Fortunately the gaffer intervened and sent him off to paint a bench and got me started on the lathe. Which went well.
What happened was exactly what you don't want to happen in such circumstances; an immediate public discussion of the reasons why you have been sidelined from normal life. However, I coped with it pretty well and in a strange way it kind of set me up. I found myself suddenly accepting my situation and feeling comfortable with it. Poor Tony is still falling.
Best wishes to you all x
p.s...as I began my work the song Mad World by Gary Jules came on the radio. I kid you not.

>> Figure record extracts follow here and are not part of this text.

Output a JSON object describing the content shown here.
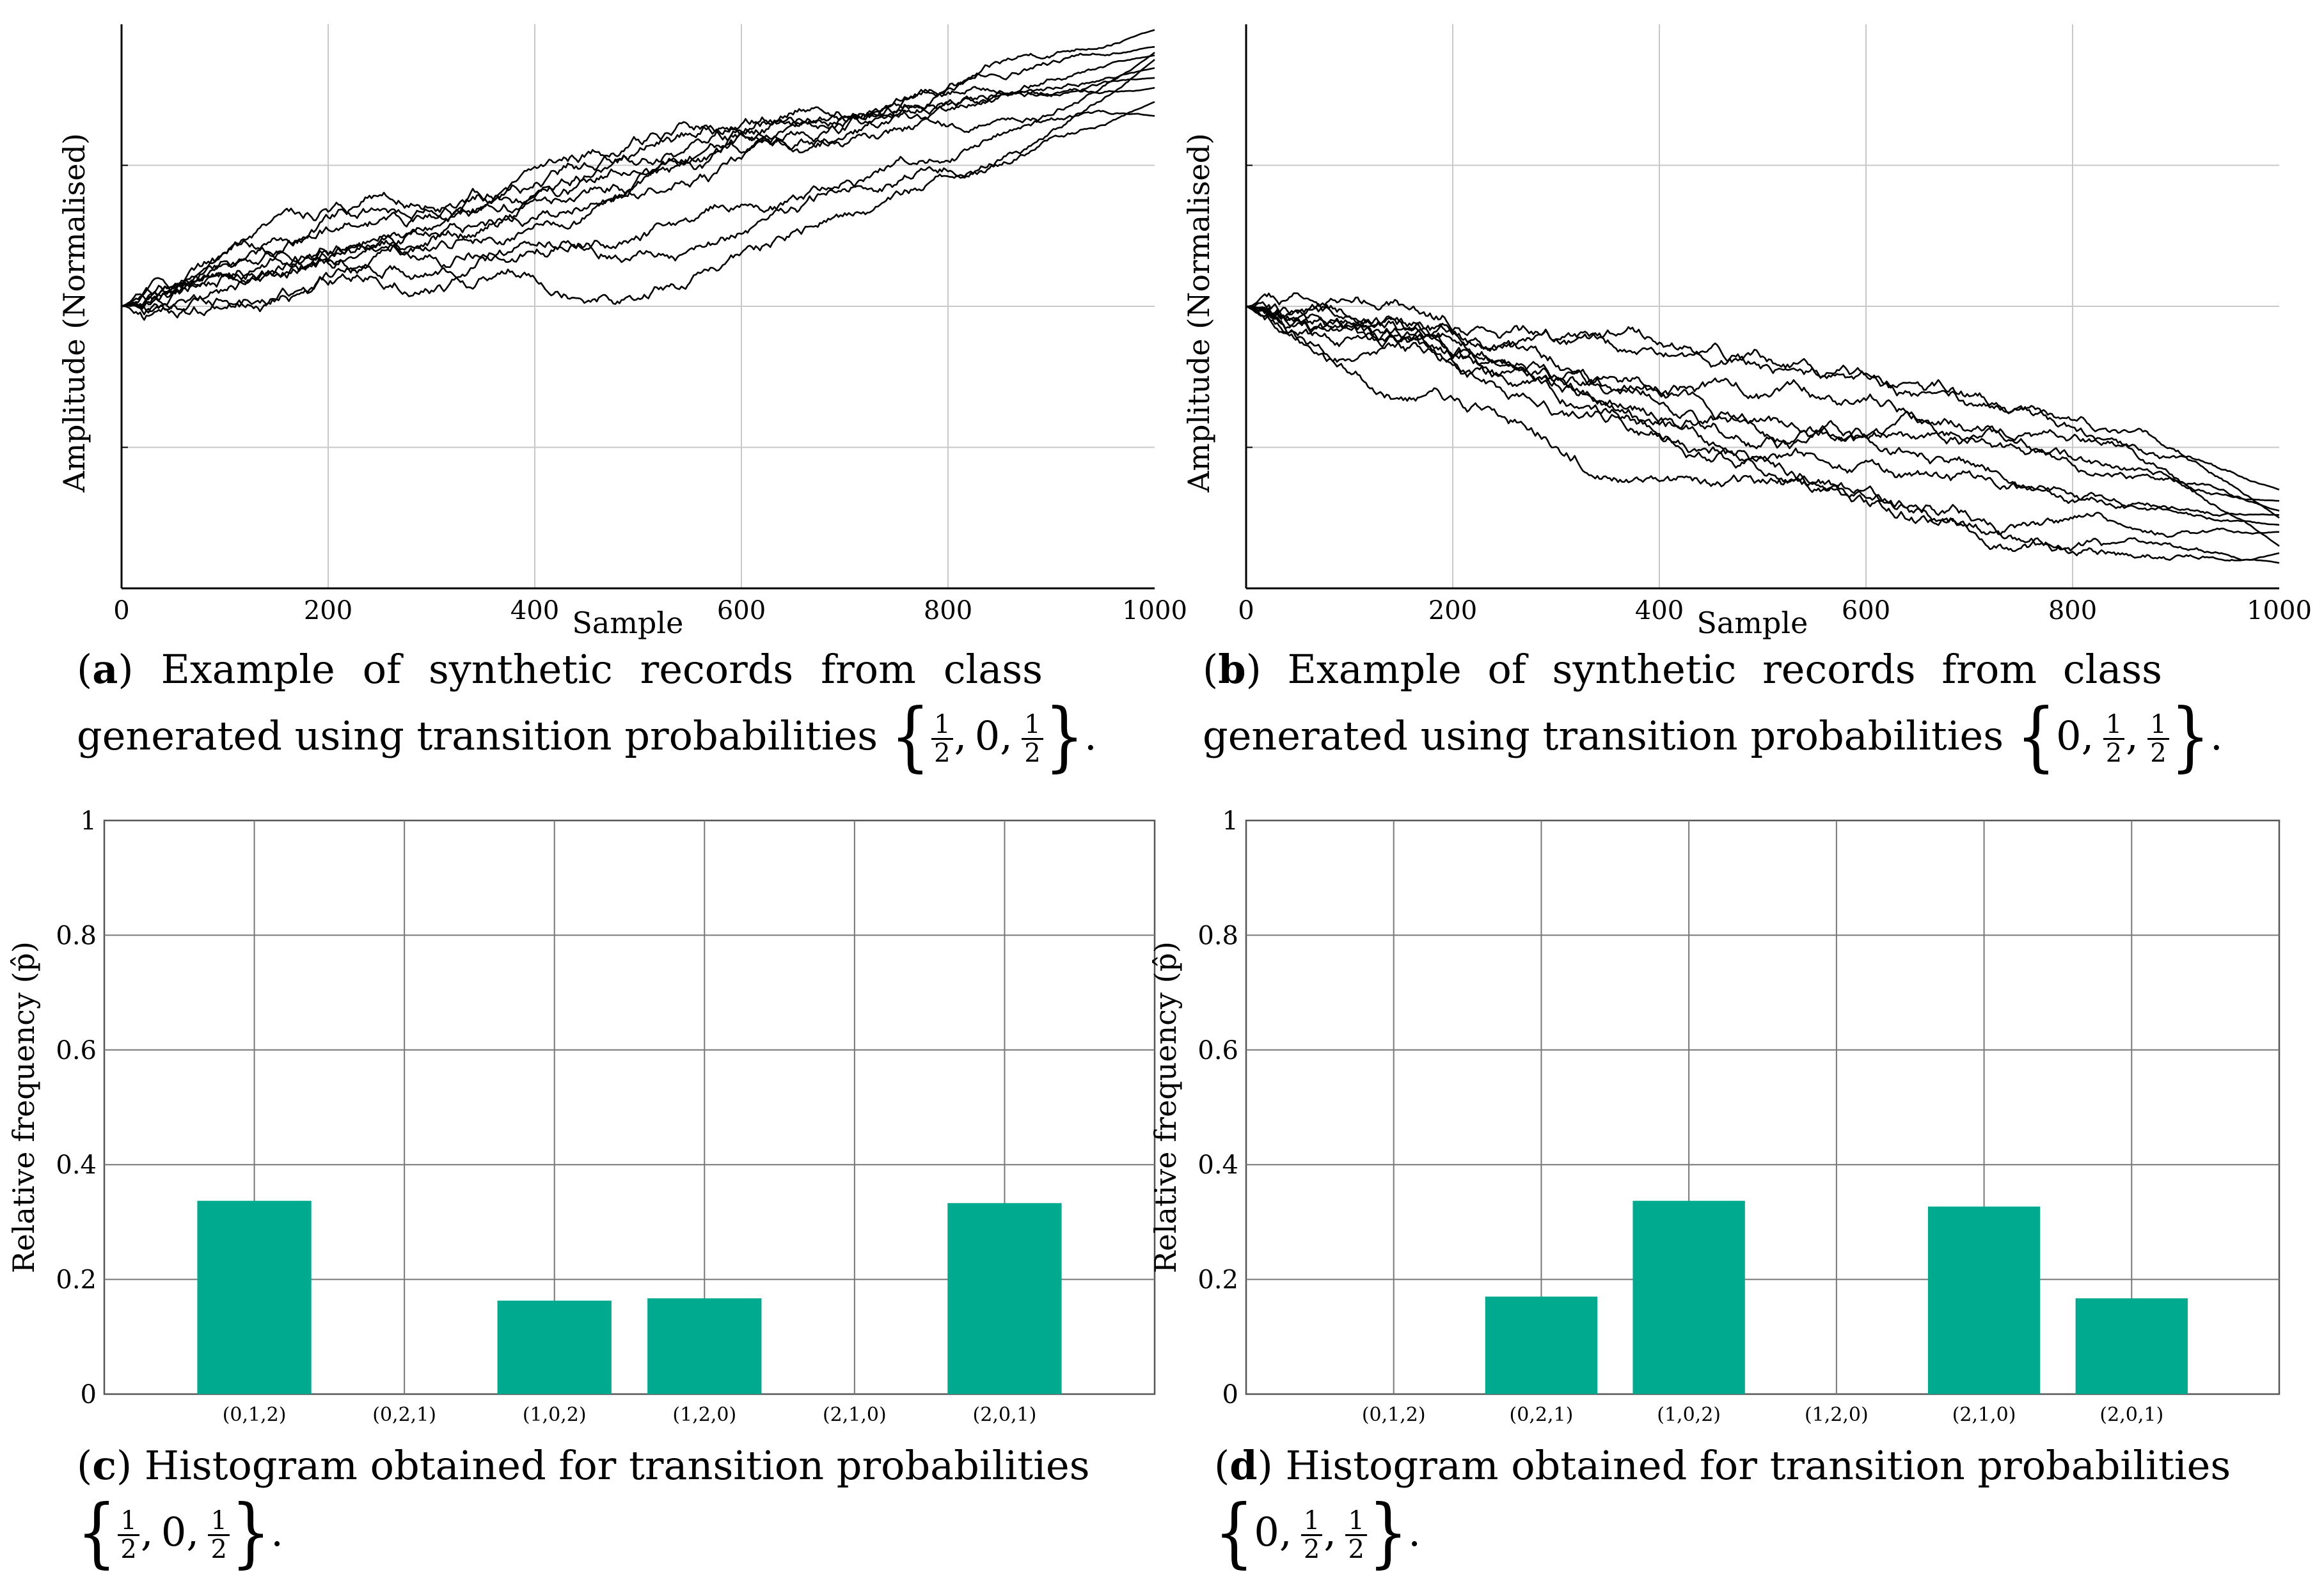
{
  "chart_data": [
    {
      "id": "a",
      "type": "line",
      "xlabel": "Sample",
      "ylabel": "Amplitude (Normalised)",
      "xlim": [
        0,
        1000
      ],
      "xticks": [
        "0",
        "200",
        "400",
        "600",
        "800",
        "1000"
      ],
      "ylim": [
        -2,
        2
      ],
      "grid": true,
      "series_count": 10,
      "start_value": 0,
      "end_values": [
        1.96,
        1.78,
        1.62,
        1.75,
        1.55,
        1.69,
        1.84,
        1.45,
        1.8,
        1.35
      ],
      "line_color": "#000000"
    },
    {
      "id": "b",
      "type": "line",
      "xlabel": "Sample",
      "ylabel": "Amplitude (Normalised)",
      "xlim": [
        0,
        1000
      ],
      "xticks": [
        "0",
        "200",
        "400",
        "600",
        "800",
        "1000"
      ],
      "ylim": [
        -2,
        2
      ],
      "grid": true,
      "series_count": 10,
      "start_value": 0,
      "end_values": [
        -1.3,
        -1.45,
        -1.55,
        -1.5,
        -1.75,
        -1.82,
        -1.38,
        -1.6,
        -1.7,
        -1.48
      ],
      "line_color": "#000000"
    },
    {
      "id": "c",
      "type": "bar",
      "ylabel": "Relative frequency (p̂)",
      "categories": [
        "(0,1,2)",
        "(0,2,1)",
        "(1,0,2)",
        "(1,2,0)",
        "(2,1,0)",
        "(2,0,1)"
      ],
      "values": [
        0.337,
        0,
        0.163,
        0.167,
        0,
        0.333
      ],
      "ylim": [
        0,
        1
      ],
      "yticks": [
        "0",
        "0.2",
        "0.4",
        "0.6",
        "0.8",
        "1"
      ],
      "grid": true,
      "bar_color": "#00aa8e"
    },
    {
      "id": "d",
      "type": "bar",
      "ylabel": "Relative frequency (p̂)",
      "categories": [
        "(0,1,2)",
        "(0,2,1)",
        "(1,0,2)",
        "(1,2,0)",
        "(2,1,0)",
        "(2,0,1)"
      ],
      "values": [
        0,
        0.17,
        0.337,
        0,
        0.327,
        0.167
      ],
      "ylim": [
        0,
        1
      ],
      "yticks": [
        "0",
        "0.2",
        "0.4",
        "0.6",
        "0.8",
        "1"
      ],
      "grid": true,
      "bar_color": "#00aa8e"
    }
  ],
  "captions": {
    "a": {
      "label": "a",
      "line1": "Example of synthetic records from class",
      "line2": "generated using transition probabilities",
      "probs": [
        "1",
        "2",
        "0",
        "1",
        "2"
      ]
    },
    "b": {
      "label": "b",
      "line1": "Example of synthetic records from class",
      "line2": "generated using transition probabilities",
      "probs": [
        "0",
        "1",
        "2",
        "1",
        "2"
      ]
    },
    "c": {
      "label": "c",
      "line1": "Histogram obtained for transition probabilities",
      "probs": [
        "1",
        "2",
        "0",
        "1",
        "2"
      ]
    },
    "d": {
      "label": "d",
      "line1": "Histogram obtained for transition probabilities",
      "probs": [
        "0",
        "1",
        "2",
        "1",
        "2"
      ]
    }
  }
}
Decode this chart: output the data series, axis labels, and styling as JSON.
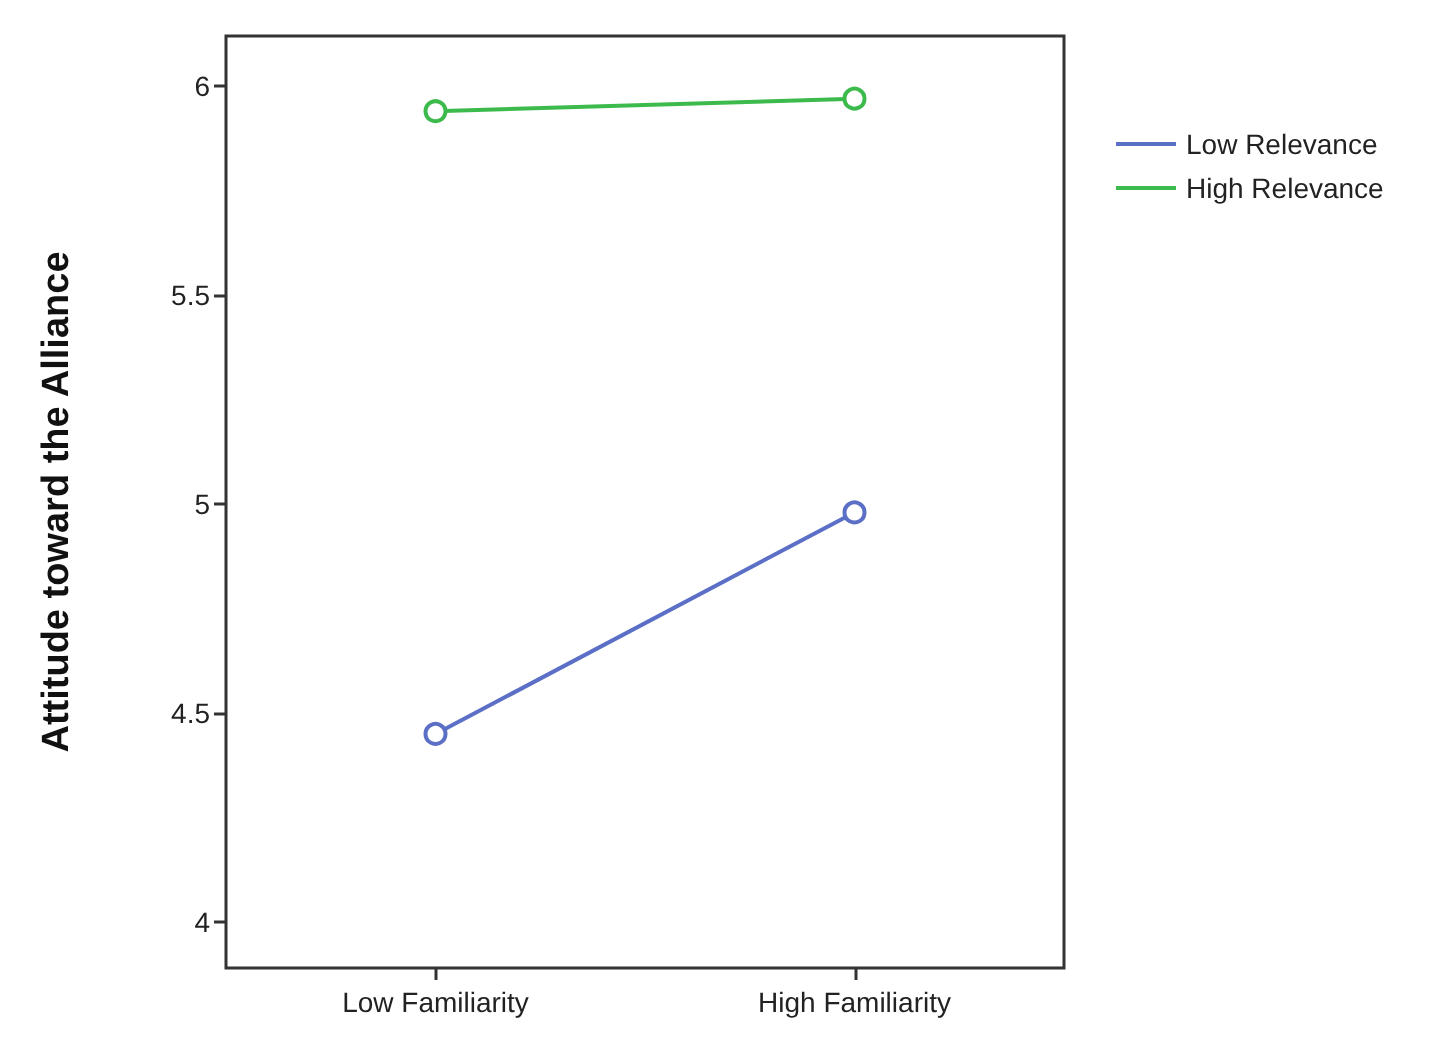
{
  "chart_data": {
    "type": "line",
    "ylabel": "Attitude toward the Alliance",
    "categories": [
      "Low Familiarity",
      "High Familiarity"
    ],
    "series": [
      {
        "name": "Low Relevance",
        "color": "#5b6fc7",
        "values": [
          4.45,
          4.98
        ]
      },
      {
        "name": "High Relevance",
        "color": "#3cbb4c",
        "values": [
          5.94,
          5.97
        ]
      }
    ],
    "ylim": [
      3.89,
      6.12
    ],
    "yticks": [
      4,
      4.5,
      5,
      5.5,
      6
    ],
    "grid": false,
    "legend": "top right",
    "marker": "circle",
    "line_style": "solid"
  }
}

Tuesday, December 06, 2005

artist found


I've spent several hours looking at this Romanian photographers work on the flickr website. Goes by the name strange_me (see link). There are polaroids, digitals, filter shots. They create that Space for the viewer essential to ART. I want to wear her eyes.
Smoked again today after five day's abstinence. Hands feeling cold again on resumption.
Suffered severe headaches on saturday. Later realised I hadn't drunk coffee that morning. Rare occurence. Perhaps there was a connection. It wasn't so much a headache as lightning stabs of pain (especially when bending over).
Watched Bergman's swansong film Saraband at the Dukes on sunday. Intransigence in family relationships. Fear of loneliness battles pride. Relations with family reflect relations with life generally. Visited cinema alone as usual. Sometimes wish I had someone suitable to go with but alone is the best way to see some films. I spend most of my time alone. Craving company but seeking solitude. There must be a life out there for me in Lancaster. People, places, things. They will dissolve self-consciousness and bring fertility back to this sterile mind. I know some good people; I will go to them and see what happens. Perhaps the words will return. I used to be quite sharp and witty but it doesn't seem available any more. GO OUT! Don't be afraid to drink.